For various reasons, World War II has been a topic that fascinates me a lot and it continues to do so to this day, even after reading many books and seeing films covering multiple facets of this monstrous event. WWII was a kind of event that tested everyone it touched to the limit of their existence. I believe the way we respond in the event of great adversity is what really defines us as humans and this event offered many such opportunities. I am usually game for anything that involves WWII but if it is anything as revered as Au revoir, les enfants(1987), it validates my inclusion in Blind spot list.
Though it didn’t go down exactly as we see in the film and almost certainly not with Malle at the center of it, Louis Malle, who directed this film, witnessed events this film is based on first hand. Three Jewish students and one Jewish teacher were captured from Roman Catholic boarding school Malle was attending when he was 11 and sent to concentration camps along with their head master who suffered for harbouring them. His fateful last words while being led away by officers, “Au revoir, les infants! À bientôt!”, make for title of this film.
This is a film about budding friendship between two boys which gets clipped under very sad circumstances. This is story of Julien Quentin and Jean Bonnet in Nazi-occupied France in 1944. Bonnet is a sort of recluse, even more so since he is new to Julien’s Catholic boarding school. Julien isn’t the most popular guy either but at least he is comfortable with most everyone else. Bonnet goes through the same old routine that I imagine every person trying to break into close-knit group like boarding school can be has to go through. But slowly, he and Julien get closer and become very good friends; only to have to face dire consequences of it.Maybe I am more like Julien in that way but to me, it wasn’t obvious from the start that Bonnet is a Jew hiding from getting captured. I mean, it was obvious that something was wrong by the way he is introduced but not what exactly. Julien never knows difference between a Jew and a gentile either. If I had not known what this film is about, it really would have been a big surprise for me too to figure it out. What’s more surprising for me is throughout the film, no one actually directly tells us so either. That is until Nazis come knocking on school doors looking for them. It becomes all obvious then!

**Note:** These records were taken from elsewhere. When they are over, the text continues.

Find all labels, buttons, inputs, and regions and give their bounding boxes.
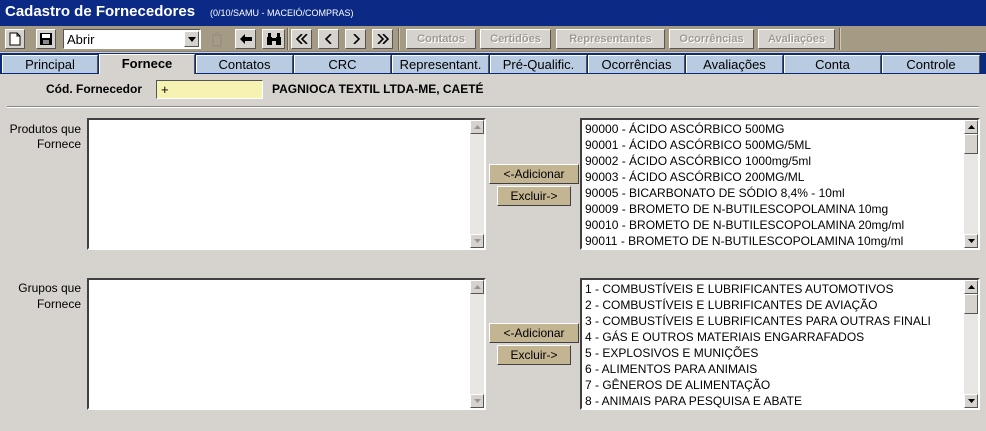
list-item[interactable]: 5 - EXPLOSIVOS E MUNIÇÕES bbox=[585, 345, 962, 361]
list-item[interactable]: 90005 - BICARBONATO DE SÓDIO 8,4% - 10ml bbox=[585, 185, 962, 201]
certidoes-button[interactable]: Certidões bbox=[480, 29, 551, 49]
scroll-down-button[interactable] bbox=[964, 394, 978, 408]
list-item[interactable]: 90000 - ÁCIDO ASCÓRBICO 500MG bbox=[585, 121, 962, 137]
chevron-left-icon bbox=[324, 34, 332, 44]
list-item[interactable]: 1 - COMBUSTÍVEIS E LUBRIFICANTES AUTOMOT… bbox=[585, 281, 962, 297]
scrollbar[interactable] bbox=[470, 120, 484, 248]
tab-controle[interactable]: Controle bbox=[882, 55, 980, 73]
scroll-down-button[interactable] bbox=[964, 234, 978, 248]
grupos-remove-button[interactable]: Excluir-> bbox=[497, 345, 571, 365]
scrollbar[interactable] bbox=[470, 280, 484, 408]
tab-crc[interactable]: CRC bbox=[294, 55, 391, 73]
tab-avaliacoes[interactable]: Avaliações bbox=[686, 55, 783, 73]
chevron-down-icon[interactable] bbox=[184, 31, 199, 47]
arrow-left-icon bbox=[239, 34, 252, 44]
cod-fornecedor-label: Cód. Fornecedor bbox=[46, 82, 143, 96]
arrow-down-icon bbox=[473, 399, 481, 403]
list-item[interactable]: 90009 - BROMETO DE N-BUTILESCOPOLAMINA 1… bbox=[585, 201, 962, 217]
new-document-icon bbox=[9, 32, 21, 46]
window-subtitle: (0/10/SAMU - MACEIÓ/COMPRAS) bbox=[210, 8, 354, 18]
delete-button[interactable] bbox=[206, 29, 228, 49]
list-item[interactable]: 3 - COMBUSTÍVEIS E LUBRIFICANTES PARA OU… bbox=[585, 313, 962, 329]
tab-conta[interactable]: Conta bbox=[784, 55, 881, 73]
contatos-button[interactable]: Contatos bbox=[406, 29, 476, 49]
scroll-up-button[interactable] bbox=[964, 120, 978, 134]
scroll-down-button[interactable] bbox=[470, 394, 484, 408]
tab-ocorrencias[interactable]: Ocorrências bbox=[588, 55, 685, 73]
produtos-label-line1: Produtos que bbox=[9, 122, 81, 136]
chevron-right-icon bbox=[352, 34, 360, 44]
arrow-down-icon bbox=[967, 399, 975, 403]
representantes-button[interactable]: Representantes bbox=[556, 29, 665, 49]
produtos-add-button[interactable]: <-Adicionar bbox=[489, 164, 579, 184]
produtos-fornecidos-list[interactable] bbox=[87, 118, 486, 250]
back-button[interactable] bbox=[235, 29, 256, 49]
produtos-available-list[interactable]: 90000 - ÁCIDO ASCÓRBICO 500MG 90001 - ÁC… bbox=[580, 118, 980, 250]
grupos-fornecidos-list[interactable] bbox=[87, 278, 486, 410]
list-item[interactable]: 7 - GÊNEROS DE ALIMENTAÇÃO bbox=[585, 377, 962, 393]
action-combo[interactable]: Abrir bbox=[63, 29, 201, 49]
list-item[interactable]: 8 - ANIMAIS PARA PESQUISA E ABATE bbox=[585, 393, 962, 408]
toolbar: Abrir Contatos Certidões Representantes … bbox=[0, 26, 986, 52]
toolbar-separator bbox=[287, 28, 289, 50]
scroll-up-button[interactable] bbox=[964, 280, 978, 294]
list-item[interactable]: 90003 - ÁCIDO ASCÓRBICO 200MG/ML bbox=[585, 169, 962, 185]
toolbar-separator bbox=[398, 28, 400, 50]
arrow-up-icon bbox=[473, 125, 481, 129]
avaliacoes-button[interactable]: Avaliações bbox=[758, 29, 835, 49]
tab-contatos[interactable]: Contatos bbox=[196, 55, 293, 73]
arrow-up-icon bbox=[473, 285, 481, 289]
window-title: Cadastro de Fornecedores bbox=[5, 3, 196, 20]
trash-icon bbox=[212, 32, 222, 46]
double-chevron-left-icon bbox=[295, 34, 308, 44]
list-item[interactable]: 90002 - ÁCIDO ASCÓRBICO 1000mg/5ml bbox=[585, 153, 962, 169]
tab-principal[interactable]: Principal bbox=[2, 55, 98, 73]
save-icon bbox=[40, 33, 52, 45]
list-item[interactable]: 90011 - BROMETO DE N-BUTILESCOPOLAMINA 1… bbox=[585, 233, 962, 248]
toolbar-separator bbox=[839, 28, 841, 50]
produtos-remove-button[interactable]: Excluir-> bbox=[497, 186, 571, 206]
new-document-button[interactable] bbox=[5, 29, 25, 49]
grupos-label-line1: Grupos que bbox=[18, 281, 81, 295]
tab-strip: Principal Fornece Contatos CRC Represent… bbox=[0, 53, 986, 74]
previous-record-button[interactable] bbox=[318, 29, 339, 49]
title-bar: Cadastro de Fornecedores (0/10/SAMU - MA… bbox=[0, 0, 986, 26]
arrow-down-icon bbox=[473, 239, 481, 243]
produtos-label-line2: Fornece bbox=[36, 137, 81, 151]
arrow-down-icon bbox=[967, 239, 975, 243]
scroll-up-button[interactable] bbox=[470, 120, 484, 134]
scroll-down-button[interactable] bbox=[470, 234, 484, 248]
scroll-thumb[interactable] bbox=[964, 134, 978, 154]
ocorrencias-button[interactable]: Ocorrências bbox=[669, 29, 754, 49]
list-item[interactable]: 2 - COMBUSTÍVEIS E LUBRIFICANTES DE AVIA… bbox=[585, 297, 962, 313]
scroll-up-button[interactable] bbox=[470, 280, 484, 294]
scrollbar[interactable] bbox=[964, 280, 978, 408]
next-record-button[interactable] bbox=[345, 29, 366, 49]
action-combo-value: Abrir bbox=[67, 32, 95, 47]
divider bbox=[7, 106, 979, 108]
scroll-thumb[interactable] bbox=[964, 294, 978, 314]
arrow-up-icon bbox=[967, 285, 975, 289]
list-item[interactable]: 90001 - ÁCIDO ASCÓRBICO 500MG/5ML bbox=[585, 137, 962, 153]
double-chevron-right-icon bbox=[376, 34, 389, 44]
search-button[interactable] bbox=[262, 29, 285, 49]
tab-representantes[interactable]: Representant. bbox=[392, 55, 489, 73]
scrollbar[interactable] bbox=[964, 120, 978, 248]
grupos-add-button[interactable]: <-Adicionar bbox=[489, 323, 579, 343]
grupos-label-line2: Fornece bbox=[36, 297, 81, 311]
tab-fornece[interactable]: Fornece bbox=[99, 54, 195, 74]
supplier-name: PAGNIOCA TEXTIL LTDA-ME, CAETÉ bbox=[272, 82, 484, 96]
tab-pre-qualificacao[interactable]: Pré-Qualific. bbox=[490, 55, 587, 73]
first-record-button[interactable] bbox=[291, 29, 312, 49]
save-button[interactable] bbox=[36, 29, 56, 49]
binoculars-icon bbox=[266, 33, 281, 45]
list-item[interactable]: 90010 - BROMETO DE N-BUTILESCOPOLAMINA 2… bbox=[585, 217, 962, 233]
arrow-up-icon bbox=[967, 125, 975, 129]
cod-fornecedor-input[interactable]: + bbox=[156, 80, 263, 99]
grupos-available-list[interactable]: 1 - COMBUSTÍVEIS E LUBRIFICANTES AUTOMOT… bbox=[580, 278, 980, 410]
last-record-button[interactable] bbox=[372, 29, 393, 49]
list-item[interactable]: 4 - GÁS E OUTROS MATERIAIS ENGARRAFADOS bbox=[585, 329, 962, 345]
list-item[interactable]: 6 - ALIMENTOS PARA ANIMAIS bbox=[585, 361, 962, 377]
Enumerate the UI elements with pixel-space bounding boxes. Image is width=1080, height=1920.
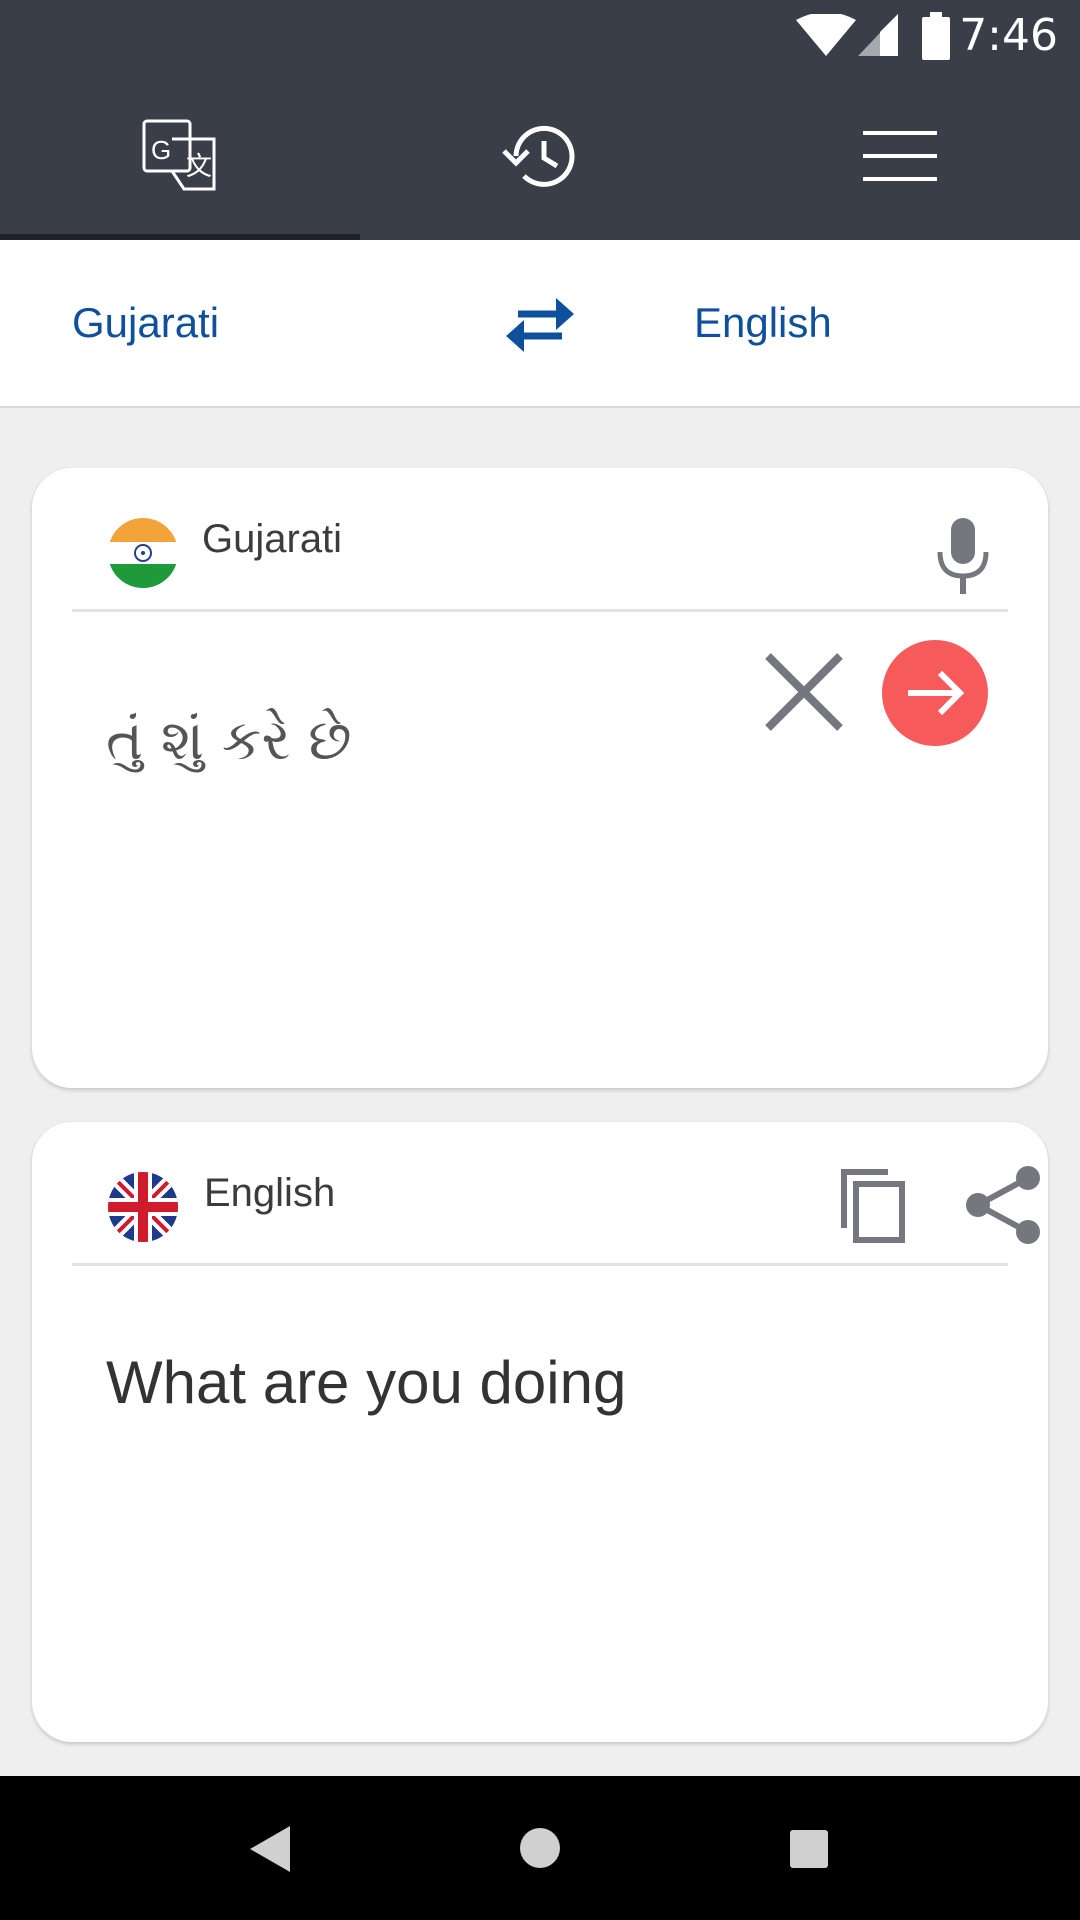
svg-text:文: 文 [186, 152, 212, 182]
uk-flag-icon [108, 1172, 178, 1242]
copy-icon[interactable] [838, 1166, 906, 1244]
tab-menu[interactable] [720, 72, 1080, 240]
translate-button[interactable] [882, 640, 988, 746]
microphone-icon[interactable] [936, 518, 990, 594]
translate-icon: G 文 [142, 119, 216, 191]
navigation-bar [0, 1776, 1080, 1920]
status-time: 7:46 [959, 10, 1058, 61]
recents-icon[interactable] [790, 1830, 828, 1868]
language-bar: Gujarati English [0, 240, 1080, 408]
back-icon[interactable] [250, 1826, 290, 1872]
tab-translate[interactable]: G 文 [0, 72, 360, 240]
source-language-button[interactable]: Gujarati [72, 240, 219, 406]
wifi-icon [796, 14, 856, 56]
output-card: English What are you doing [32, 1122, 1048, 1742]
target-language-button[interactable]: English [694, 240, 832, 406]
share-icon[interactable] [964, 1166, 1042, 1244]
menu-icon [863, 131, 937, 181]
svg-text:G: G [151, 135, 171, 165]
output-text: What are you doing [106, 1349, 627, 1416]
input-card-header: Gujarati [72, 468, 1008, 612]
input-card: Gujarati તું શું કરે છે [32, 468, 1048, 1088]
input-text[interactable]: તું શું કરે છે [106, 708, 351, 774]
battery-icon [922, 12, 950, 60]
home-icon[interactable] [520, 1828, 560, 1868]
output-card-header: English [72, 1122, 1040, 1266]
status-bar: 7:46 [0, 0, 1080, 72]
input-language-label: Gujarati [202, 516, 343, 561]
close-icon[interactable] [764, 652, 844, 732]
swap-arrows-icon[interactable] [498, 292, 582, 356]
tab-history[interactable] [360, 72, 720, 240]
history-icon [502, 125, 575, 187]
app-bar: G 文 [0, 72, 1080, 240]
india-flag-icon [108, 518, 178, 588]
cellular-signal-icon [858, 14, 898, 56]
output-language-label: English [204, 1170, 336, 1215]
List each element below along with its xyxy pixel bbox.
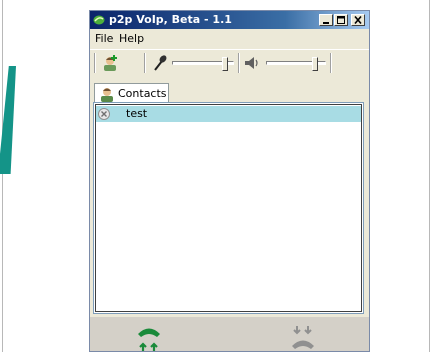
contact-row[interactable]: test: [96, 106, 361, 122]
tab-strip: Contacts: [90, 81, 369, 103]
microphone-icon: [154, 55, 167, 71]
speaker-volume-slider[interactable]: [266, 57, 326, 71]
maximize-icon: [337, 16, 345, 24]
app-window: p2p VoIp, Beta - 1.1 File Help Contacts …: [89, 10, 370, 352]
close-icon: [354, 16, 362, 24]
toolbar: [90, 49, 369, 76]
menu-help[interactable]: Help: [119, 32, 144, 45]
tab-contacts[interactable]: Contacts: [94, 83, 169, 103]
add-contact-icon: [104, 55, 117, 71]
phone-call-icon: [138, 328, 160, 351]
menu-file[interactable]: File: [95, 32, 113, 45]
offline-status-icon: [98, 108, 110, 120]
speaker-slider-thumb[interactable]: [312, 57, 318, 71]
speaker-icon: [245, 57, 258, 69]
toolbar-separator: [144, 53, 146, 73]
title-bar[interactable]: p2p VoIp, Beta - 1.1: [90, 11, 369, 29]
background-frame-right: [429, 0, 430, 352]
menu-bar: File Help: [90, 29, 369, 48]
toolbar-separator: [94, 53, 96, 73]
call-button[interactable]: [132, 324, 166, 351]
toolbar-separator: [238, 53, 240, 73]
window-title: p2p VoIp, Beta - 1.1: [109, 13, 232, 26]
close-button[interactable]: [351, 14, 365, 26]
add-contact-button[interactable]: [100, 53, 120, 73]
phone-hangup-icon: [292, 326, 314, 349]
contact-name: test: [126, 107, 148, 120]
contact-list[interactable]: test: [93, 102, 364, 314]
toolbar-separator: [330, 53, 332, 73]
app-logo-icon: [93, 15, 105, 25]
tab-contacts-label: Contacts: [118, 87, 167, 100]
minimize-button[interactable]: [319, 14, 333, 26]
minimize-icon: [323, 22, 329, 24]
contacts-icon: [101, 88, 113, 102]
background-frame-left: [2, 0, 3, 352]
hangup-button[interactable]: [286, 324, 320, 351]
microphone-volume-slider[interactable]: [172, 57, 234, 71]
call-bar: [90, 317, 369, 351]
microphone-slider-thumb[interactable]: [222, 57, 228, 71]
maximize-button[interactable]: [334, 14, 348, 26]
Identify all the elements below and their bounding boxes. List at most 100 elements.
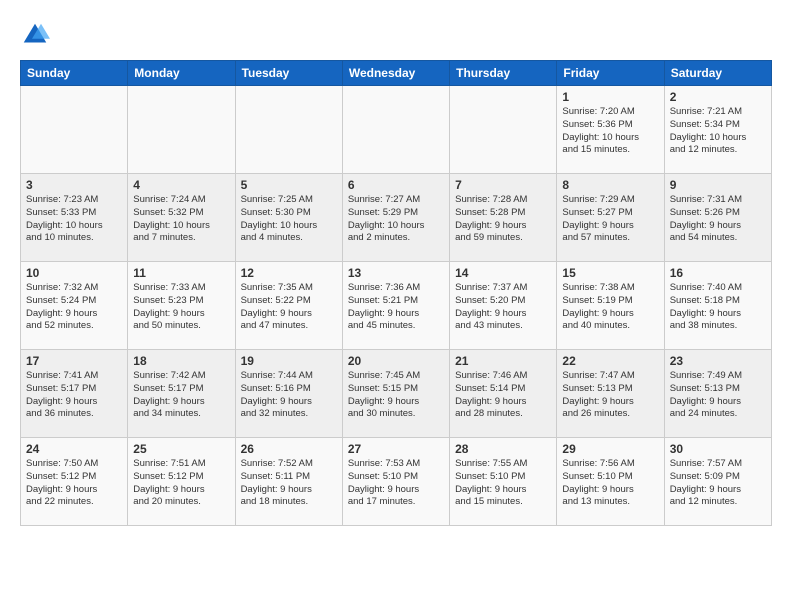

For first half or so, this movie is about an outsider trying to fit in as best as he can and finding an unlikely friend in someone who never really became an insider despite being part of that world. A Jew in hiding, Nazi occupied France or 1944 have nothing to do with any of that. Two boys form a tenuous relationship at first which only gets stronger and stronger with every experience they share. And then doubt creeps in. Julien finds out Bonnet is not his friend’s real name. He sees him praying one night and that adds to it. I am not sure if he ever puts two and two together, maybe he does based on the way he looks at Bonnet in the restaurant, but once again Malle is content with ambiguity.
Among all this ambiguity, however, there is one moment which is as clear as sunlight. Even though Malle has said that actual events did not transpire exactly like he showed in a film, this is a moment that will haunt you for the rest of your life. When German soldiers get into their class asking for certain Jean Kipplestein, Julien remembers that name to be his friend's and with boyish curiosity tries to steal a glance at him past Nazi officer. Immediate gasp left my lips. That one look of curiosity blows Bonnet's cover and leads him to his eventual death. Like every other emotion that Malle keeps in check, he never makes this film about over bearing guilt of unknowingly sending someone to gallows but that's what hangs over it in the end. Malle never goes for over sentimentality. Even in the end when Nazis knock on school door, where he had every chance of being melodramatic, he keeps melodrama in check. I don’t want to take any cheap shot at Spielberg or Schindler’s List(1993) because I love that film and even think it’s better than this one but I do want to mention it if only for stark emotional contrast in the way they handle similar situation and still make it just as devastating. Schindler's List is a relentless, full-on attack on your emotions that turns you into a blabbering mess. You don't even realize the effect Au revoir, les enfants has on you almost till the last moment when those fateful words are uttered. It totally stumped me but only response it got out of me was a "Wow!" and sigh.Malle himself considers this to be his most important film. It most certainly his most personal and given the subject at hand and, even more importantly, almost autobiographical nature of this incident, there should not be any doubt about that. I haven’t seen most of Malle’s work; in fact only Atlantic City(1980)which I saw only a couple of days before this one. But given the reputation of rest of his work, this might even be his best one and that is not a slight in the slightest.